There are so few games in the NFL. The difference between a top-5 or top-10 pick and a playoff team is often 4 games, say 5-11 versus 9-7.
And, as mentioned above, the first pick in the draft is rarely a franchise changer. Since 1980, the list of franchise changing 1st overall picks is pretty low (player has to have changed their original franchise to count, so Elway doesn't make the list):
Bruce Smith
Troy Aikman
Drew Bledsoe
Orlando Pace
Peyton Manning
Michael Vick
Eli Manning
Cam Newton
Andrew Luck
And even some of those are very arguable in that they probably required other pieces (Aikman, Pace, Smith, Manning) or merely changed a franchise from a basement-dweller to an up-and-down playoff team (Bledsoe, Vick, Newton, Luck). Of them, only Peyton Manning really had a truly transformative impact, and that's not surprising because he's one of the greatest QBs of all-time. But even that required Marvin Harrison, Reggie Wayne, Edgerrin James, Dallas Clark, Dwight Freeney, Bob Sanders, and so on.

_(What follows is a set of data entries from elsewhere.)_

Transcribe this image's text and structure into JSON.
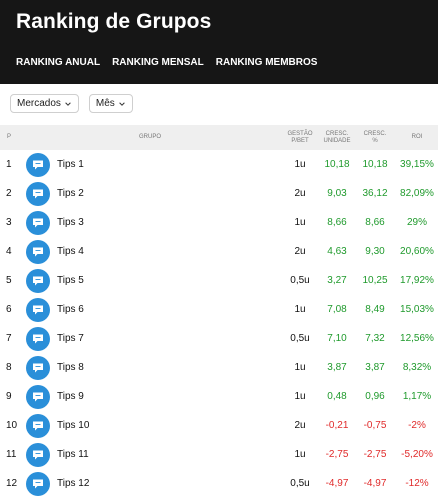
{
  "header": {
    "title": "Ranking de Grupos",
    "nav": [
      "RANKING ANUAL",
      "RANKING MENSAL",
      "RANKING MEMBROS"
    ]
  },
  "filters": {
    "markets_label": "Mercados",
    "period_label": "Mês"
  },
  "table": {
    "columns": {
      "pos": "P",
      "group": "GRUPO",
      "stake": [
        "GESTÃO",
        "P/BET"
      ],
      "units": [
        "CRESC.",
        "UNIDADE"
      ],
      "pct": [
        "CRESC.",
        "%"
      ],
      "roi": "ROI"
    },
    "rows": [
      {
        "pos": "1",
        "name": "Tips 1",
        "stake": "1u",
        "units": "10,18",
        "pct": "10,18",
        "roi": "39,15%"
      },
      {
        "pos": "2",
        "name": "Tips 2",
        "stake": "2u",
        "units": "9,03",
        "pct": "36,12",
        "roi": "82,09%"
      },
      {
        "pos": "3",
        "name": "Tips 3",
        "stake": "1u",
        "units": "8,66",
        "pct": "8,66",
        "roi": "29%"
      },
      {
        "pos": "4",
        "name": "Tips 4",
        "stake": "2u",
        "units": "4,63",
        "pct": "9,30",
        "roi": "20,60%"
      },
      {
        "pos": "5",
        "name": "Tips 5",
        "stake": "0,5u",
        "units": "3,27",
        "pct": "10,25",
        "roi": "17,92%"
      },
      {
        "pos": "6",
        "name": "Tips 6",
        "stake": "1u",
        "units": "7,08",
        "pct": "8,49",
        "roi": "15,03%"
      },
      {
        "pos": "7",
        "name": "Tips 7",
        "stake": "0,5u",
        "units": "7,10",
        "pct": "7,32",
        "roi": "12,56%"
      },
      {
        "pos": "8",
        "name": "Tips 8",
        "stake": "1u",
        "units": "3,87",
        "pct": "3,87",
        "roi": "8,32%"
      },
      {
        "pos": "9",
        "name": "Tips 9",
        "stake": "1u",
        "units": "0,48",
        "pct": "0,96",
        "roi": "1,17%"
      },
      {
        "pos": "10",
        "name": "Tips 10",
        "stake": "2u",
        "units": "-0,21",
        "pct": "-0,75",
        "roi": "-2%"
      },
      {
        "pos": "11",
        "name": "Tips 11",
        "stake": "1u",
        "units": "-2,75",
        "pct": "-2,75",
        "roi": "-5,20%"
      },
      {
        "pos": "12",
        "name": "Tips 12",
        "stake": "0,5u",
        "units": "-4,97",
        "pct": "-4,97",
        "roi": "-12%"
      }
    ]
  },
  "colors": {
    "header_bg": "#161616",
    "positive": "#1f9a2c",
    "negative": "#e02a2a",
    "avatar": "#2a8fd9"
  },
  "icons": {
    "avatar": "chat-bubble-icon",
    "dropdown": "chevron-down-icon"
  }
}
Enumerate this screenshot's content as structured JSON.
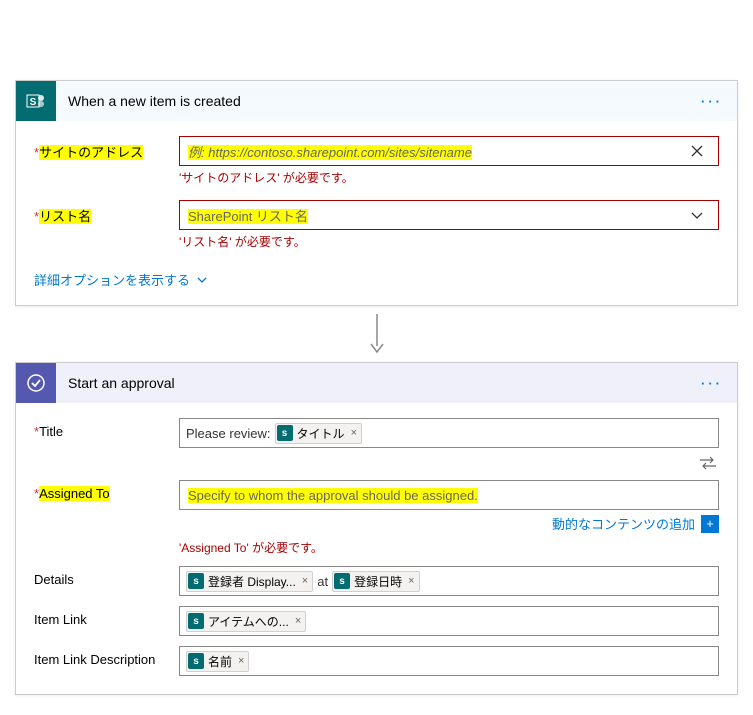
{
  "trigger": {
    "title": "When a new item is created",
    "menu": "···",
    "siteAddress": {
      "label": "サイトのアドレス",
      "placeholder": "例: https://contoso.sharepoint.com/sites/sitename",
      "error": "'サイトのアドレス' が必要です。"
    },
    "listName": {
      "label": "リスト名",
      "placeholder": "SharePoint リスト名",
      "error": "'リスト名' が必要です。"
    },
    "advanced": "詳細オプションを表示する"
  },
  "action": {
    "title": "Start an approval",
    "menu": "···",
    "titleField": {
      "label": "Title",
      "prefix": "Please review:",
      "token": "タイトル"
    },
    "assignedTo": {
      "label": "Assigned To",
      "placeholder": "Specify to whom the approval should be assigned.",
      "error": "'Assigned To' が必要です。"
    },
    "dynamic": "動的なコンテンツの追加",
    "details": {
      "label": "Details",
      "token1": "登録者 Display...",
      "mid": "at",
      "token2": "登録日時"
    },
    "itemLink": {
      "label": "Item Link",
      "token": "アイテムへの..."
    },
    "itemLinkDesc": {
      "label": "Item Link Description",
      "token": "名前"
    }
  }
}
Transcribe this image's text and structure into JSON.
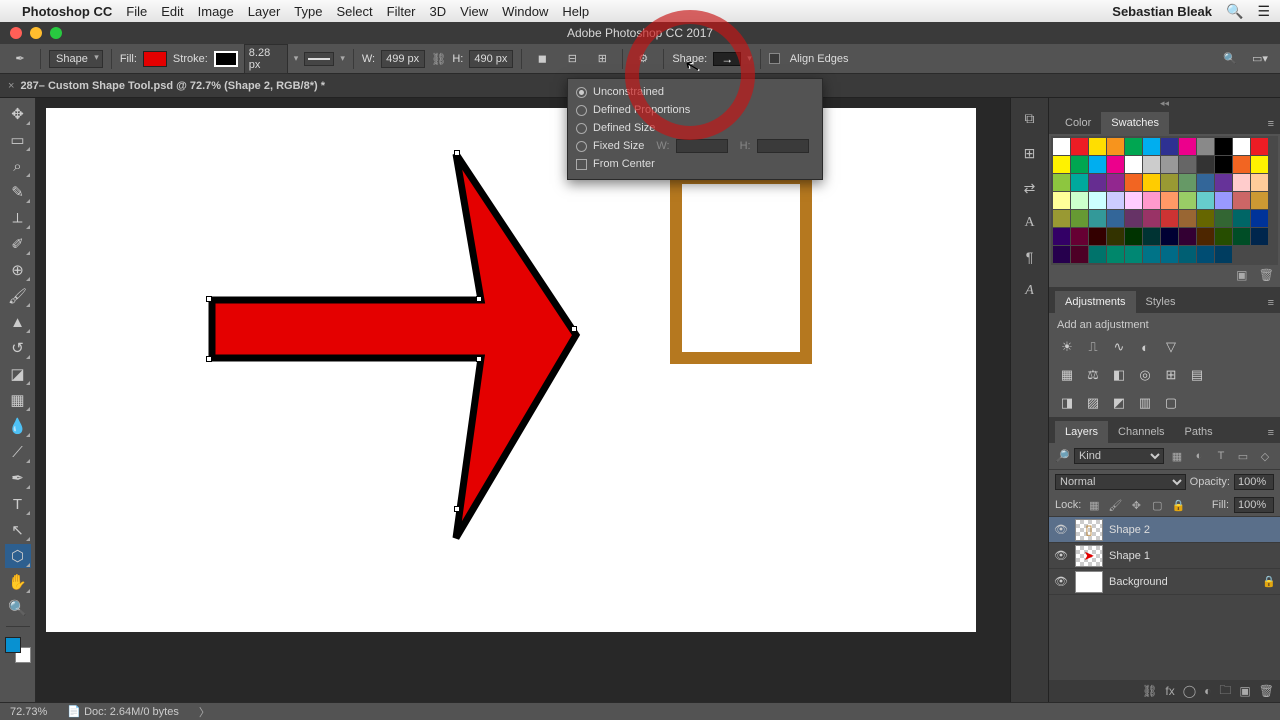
{
  "mac": {
    "app": "Photoshop CC",
    "menus": [
      "File",
      "Edit",
      "Image",
      "Layer",
      "Type",
      "Select",
      "Filter",
      "3D",
      "View",
      "Window",
      "Help"
    ],
    "user": "Sebastian Bleak"
  },
  "window": {
    "title": "Adobe Photoshop CC 2017"
  },
  "options": {
    "mode": "Shape",
    "fill_label": "Fill:",
    "stroke_label": "Stroke:",
    "stroke_size": "8.28 px",
    "w_label": "W:",
    "w_val": "499 px",
    "h_label": "H:",
    "h_val": "490 px",
    "shape_label": "Shape:",
    "align_label": "Align Edges"
  },
  "tab": {
    "name": "287– Custom Shape Tool.psd @ 72.7% (Shape 2, RGB/8*) *"
  },
  "popup": {
    "opts": [
      "Unconstrained",
      "Defined Proportions",
      "Defined Size",
      "Fixed Size"
    ],
    "selected": 0,
    "w": "W:",
    "h": "H:",
    "from_center": "From Center"
  },
  "panels": {
    "color_tab": "Color",
    "swatches_tab": "Swatches",
    "adjustments_tab": "Adjustments",
    "styles_tab": "Styles",
    "add_adj": "Add an adjustment",
    "layers_tab": "Layers",
    "channels_tab": "Channels",
    "paths_tab": "Paths"
  },
  "layers": {
    "filter_kind": "Kind",
    "blend": "Normal",
    "opacity_label": "Opacity:",
    "opacity_val": "100%",
    "lock_label": "Lock:",
    "fill_label": "Fill:",
    "fill_val": "100%",
    "items": [
      {
        "name": "Shape 2",
        "sel": true,
        "thumb": "frame"
      },
      {
        "name": "Shape 1",
        "sel": false,
        "thumb": "arrow"
      },
      {
        "name": "Background",
        "sel": false,
        "thumb": "white",
        "locked": true
      }
    ]
  },
  "status": {
    "zoom": "72.73%",
    "doc": "Doc: 2.64M/0 bytes"
  },
  "swatches_colors": [
    "#ffffff",
    "#ed1c24",
    "#ffde00",
    "#f7941d",
    "#00a651",
    "#00aeef",
    "#2e3192",
    "#ec008c",
    "#898989",
    "#000000",
    "#ffffff",
    "#ed1c24",
    "#fff200",
    "#00a651",
    "#00aeef",
    "#ec008c",
    "#ffffff",
    "#cccccc",
    "#999999",
    "#666666",
    "#333333",
    "#000000",
    "#f26522",
    "#fff200",
    "#8dc63f",
    "#00a99d",
    "#662d91",
    "#92278f",
    "#f26522",
    "#ffcc00",
    "#999933",
    "#669966",
    "#336699",
    "#663399",
    "#ffcccc",
    "#ffcc99",
    "#ffff99",
    "#ccffcc",
    "#ccffff",
    "#ccccff",
    "#ffccff",
    "#ff99cc",
    "#ff9966",
    "#99cc66",
    "#66cccc",
    "#9999ff",
    "#cc6666",
    "#cc9933",
    "#999933",
    "#669933",
    "#339999",
    "#336699",
    "#663366",
    "#993366",
    "#cc3333",
    "#996633",
    "#666600",
    "#336633",
    "#006666",
    "#003399",
    "#330066",
    "#660033",
    "#330000",
    "#333300",
    "#003300",
    "#003333",
    "#000033",
    "#330033",
    "#4d2600",
    "#264d00",
    "#004d26",
    "#00264d",
    "#26004d",
    "#4d0026",
    "#00736b",
    "#00876b",
    "#008773",
    "#007387",
    "#006b87",
    "#005f73",
    "#004d73",
    "#003d60"
  ]
}
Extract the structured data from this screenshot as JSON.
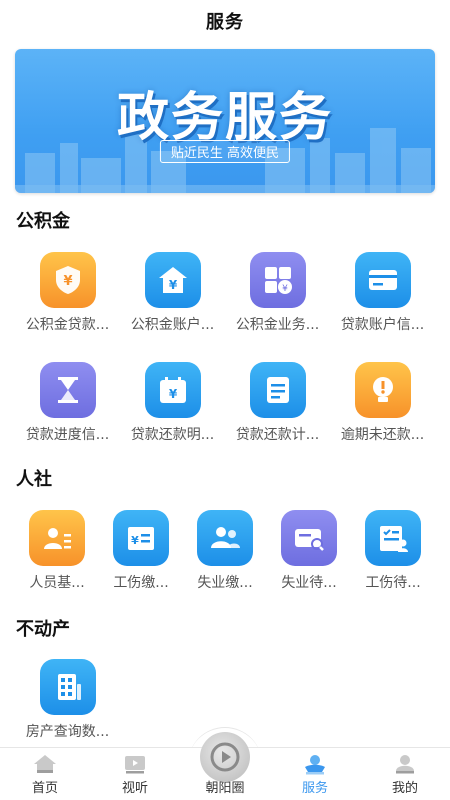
{
  "header": {
    "title": "服务"
  },
  "banner": {
    "title": "政务服务",
    "slogan": "贴近民生 高效便民"
  },
  "sections": [
    {
      "title": "公积金",
      "items": [
        {
          "label": "公积金贷款...",
          "icon": "shield-yuan-icon",
          "color": "orange"
        },
        {
          "label": "公积金账户...",
          "icon": "house-yuan-icon",
          "color": "blue"
        },
        {
          "label": "公积金业务...",
          "icon": "grid-yuan-icon",
          "color": "purple"
        },
        {
          "label": "贷款账户信...",
          "icon": "card-icon",
          "color": "blue"
        },
        {
          "label": "贷款进度信...",
          "icon": "hourglass-icon",
          "color": "purple"
        },
        {
          "label": "贷款还款明...",
          "icon": "calendar-yuan-icon",
          "color": "blue"
        },
        {
          "label": "贷款还款计...",
          "icon": "list-doc-icon",
          "color": "blue"
        },
        {
          "label": "逾期未还款...",
          "icon": "lightbulb-alert-icon",
          "color": "orange"
        }
      ]
    },
    {
      "title": "人社",
      "items": [
        {
          "label": "人员基...",
          "icon": "id-card-icon",
          "color": "orange"
        },
        {
          "label": "工伤缴...",
          "icon": "bill-yuan-icon",
          "color": "blue"
        },
        {
          "label": "失业缴...",
          "icon": "people-icon",
          "color": "blue"
        },
        {
          "label": "失业待...",
          "icon": "check-search-icon",
          "color": "purple"
        },
        {
          "label": "工伤待...",
          "icon": "form-person-icon",
          "color": "blue"
        }
      ]
    },
    {
      "title": "不动产",
      "items": [
        {
          "label": "房产查询数...",
          "icon": "building-icon",
          "color": "blue"
        }
      ]
    }
  ],
  "tabbar": {
    "items": [
      {
        "label": "首页",
        "icon": "home-icon",
        "active": false
      },
      {
        "label": "视听",
        "icon": "video-icon",
        "active": false
      },
      {
        "label": "朝阳圈",
        "icon": "circle-play-icon",
        "active": false
      },
      {
        "label": "服务",
        "icon": "service-icon",
        "active": true
      },
      {
        "label": "我的",
        "icon": "user-icon",
        "active": false
      }
    ]
  },
  "colors": {
    "accent": "#3b97ee",
    "orange": "#f7922a",
    "blue": "#1d8fe8",
    "purple": "#6e6ee0"
  }
}
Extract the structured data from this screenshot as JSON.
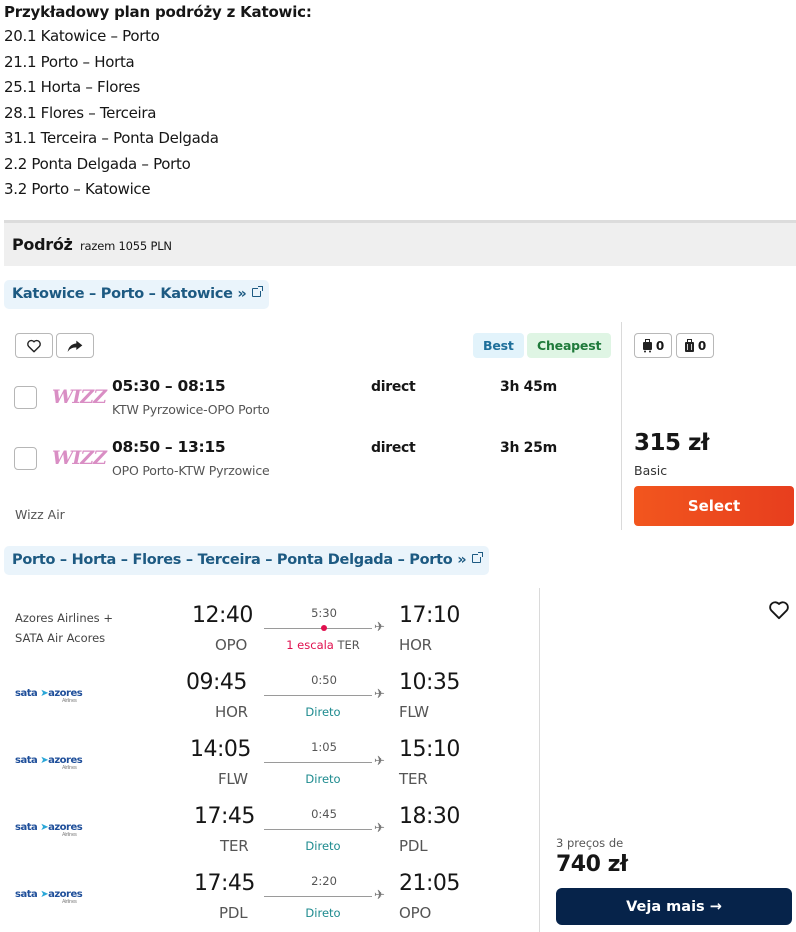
{
  "itinerary": {
    "heading": "Przykładowy plan podróży z Katowic:",
    "lines": [
      "20.1 Katowice – Porto",
      "21.1 Porto – Horta",
      "25.1 Horta – Flores",
      "28.1 Flores – Terceira",
      "31.1 Terceira – Ponta Delgada",
      "2.2 Ponta Delgada – Porto",
      "3.2 Porto – Katowice"
    ]
  },
  "trip": {
    "title": "Podróż",
    "total": "razem 1055 PLN"
  },
  "route1": {
    "link": "Katowice – Porto – Katowice »",
    "badges": {
      "best": "Best",
      "cheapest": "Cheapest"
    },
    "flights": [
      {
        "airline_logo": "WIZZ",
        "times": "05:30 – 08:15",
        "airports": "KTW Pyrzowice-OPO Porto",
        "stops": "direct",
        "duration": "3h 45m"
      },
      {
        "airline_logo": "WIZZ",
        "times": "08:50 – 13:15",
        "airports": "OPO Porto-KTW Pyrzowice",
        "stops": "direct",
        "duration": "3h 25m"
      }
    ],
    "carrier": "Wizz Air",
    "bags": {
      "cabin": "0",
      "checked": "0"
    },
    "price": "315 zł",
    "fare": "Basic",
    "select_label": "Select"
  },
  "route2": {
    "link": "Porto – Horta – Flores – Terceira – Ponta Delgada – Porto »",
    "first_carrier": [
      "Azores Airlines +",
      "SATA Air Acores"
    ],
    "logo_text": "sata",
    "logo_text2": "azores",
    "logo_sub": "Airlines",
    "legs": [
      {
        "dep": "12:40",
        "dep_code": "OPO",
        "dur": "5:30",
        "arr": "17:10",
        "arr_code": "HOR",
        "stop_count": "1 escala",
        "stop_code": "TER"
      },
      {
        "dep": "09:45",
        "dep_code": "HOR",
        "dur": "0:50",
        "arr": "10:35",
        "arr_code": "FLW",
        "stop": "Direto"
      },
      {
        "dep": "14:05",
        "dep_code": "FLW",
        "dur": "1:05",
        "arr": "15:10",
        "arr_code": "TER",
        "stop": "Direto"
      },
      {
        "dep": "17:45",
        "dep_code": "TER",
        "dur": "0:45",
        "arr": "18:30",
        "arr_code": "PDL",
        "stop": "Direto"
      },
      {
        "dep": "17:45",
        "dep_code": "PDL",
        "dur": "2:20",
        "arr": "21:05",
        "arr_code": "OPO",
        "stop": "Direto"
      }
    ],
    "price_count": "3 preços de",
    "price": "740 zł",
    "more_label": "Veja mais →"
  }
}
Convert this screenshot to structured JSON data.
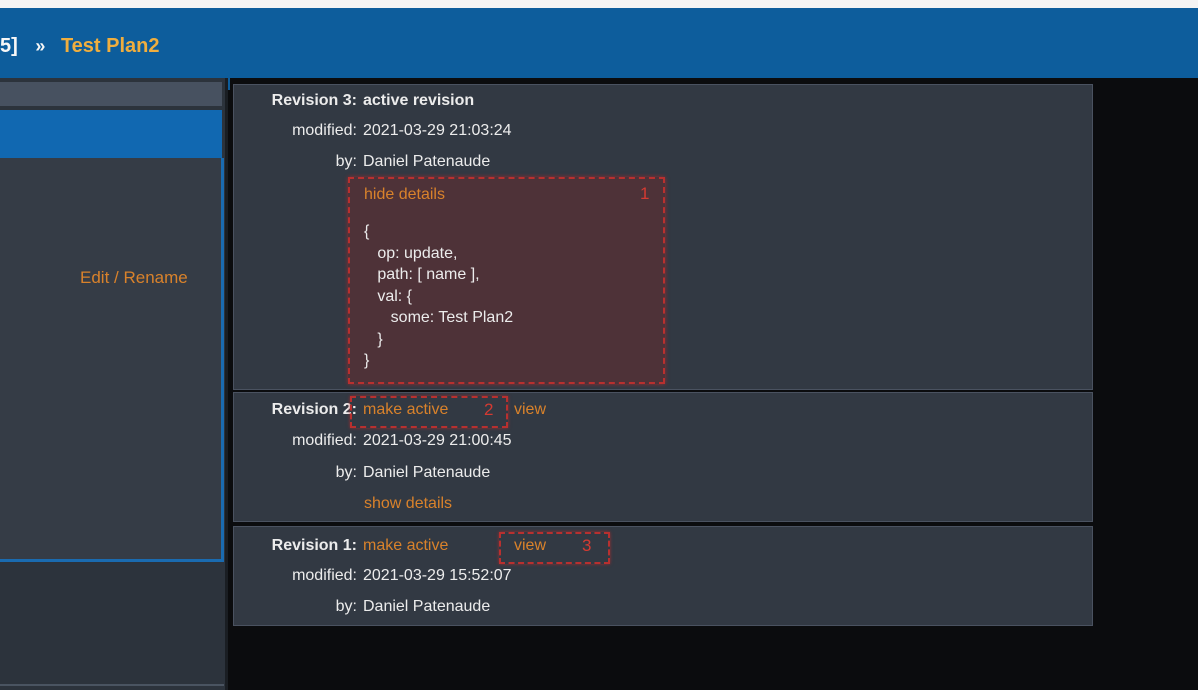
{
  "header": {
    "breadcrumb_prev": "5]",
    "breadcrumb_sep": "»",
    "breadcrumb_current": "Test Plan2"
  },
  "sidebar": {
    "edit_link": "Edit / Rename"
  },
  "revisions": [
    {
      "label": "Revision 3:",
      "status": "active revision",
      "modified_label": "modified:",
      "modified": "2021-03-29 21:03:24",
      "by_label": "by:",
      "by": "Daniel Patenaude",
      "details_link": "hide details",
      "details_lines": [
        "{",
        "   op: update,",
        "   path: [ name ],",
        "   val: {",
        "      some: Test Plan2",
        "   }",
        "}"
      ]
    },
    {
      "label": "Revision 2:",
      "make_active": "make active",
      "view": "view",
      "modified_label": "modified:",
      "modified": "2021-03-29 21:00:45",
      "by_label": "by:",
      "by": "Daniel Patenaude",
      "details_link": "show details"
    },
    {
      "label": "Revision 1:",
      "make_active": "make active",
      "view": "view",
      "modified_label": "modified:",
      "modified": "2021-03-29 15:52:07",
      "by_label": "by:",
      "by": "Daniel Patenaude"
    }
  ],
  "annotations": {
    "mark1": "1",
    "mark2": "2",
    "mark3": "3"
  },
  "colors": {
    "header_bg": "#0d5d9c",
    "link": "#d9822b",
    "breadcrumb_current": "#f0ae3e",
    "annotation": "#b8302f"
  }
}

Even if we expand it to top 5 overall picks in that time period, the number of franchise changers (not good players, so there are Hall of Famers who are not here, but players who appear to have legitimately changed their franchise's fortunes in the years after they were drafted) is relatively small:
Anthony Munoz
Lawrence Taylor
Eric ****erson
Derrick Thomas
Steve McNair
Jon Ogden
Donovan McNabb
Ladainian Tomlinson
Julius Peppers
Larry Fitzgerald
Philip Rivers
Von Miller
Khalil Mack
Zeke Elliot
That's maybe 23 players total out of 185 top-5 selections since 1980, and many of these are very borderline (a stricter definition would probably remove many of the non-QBs and RBs; for instance, Rivers and Tomlinson probably shouldn't both be on here, I'd choose the latter above the former in terms of impact). The list does slightly favor number 1 selections, which are a fifth of the total and nearly a third of the "franchise changers," but not remarkably so and only because quarterbacks tend to be drafted at #1.
In any case, choosing to tank requires it to be a season-long strategy rather than something you can implement halfway through since there are so few games in the NFL. Nor does it seem that there's much to be gained by it.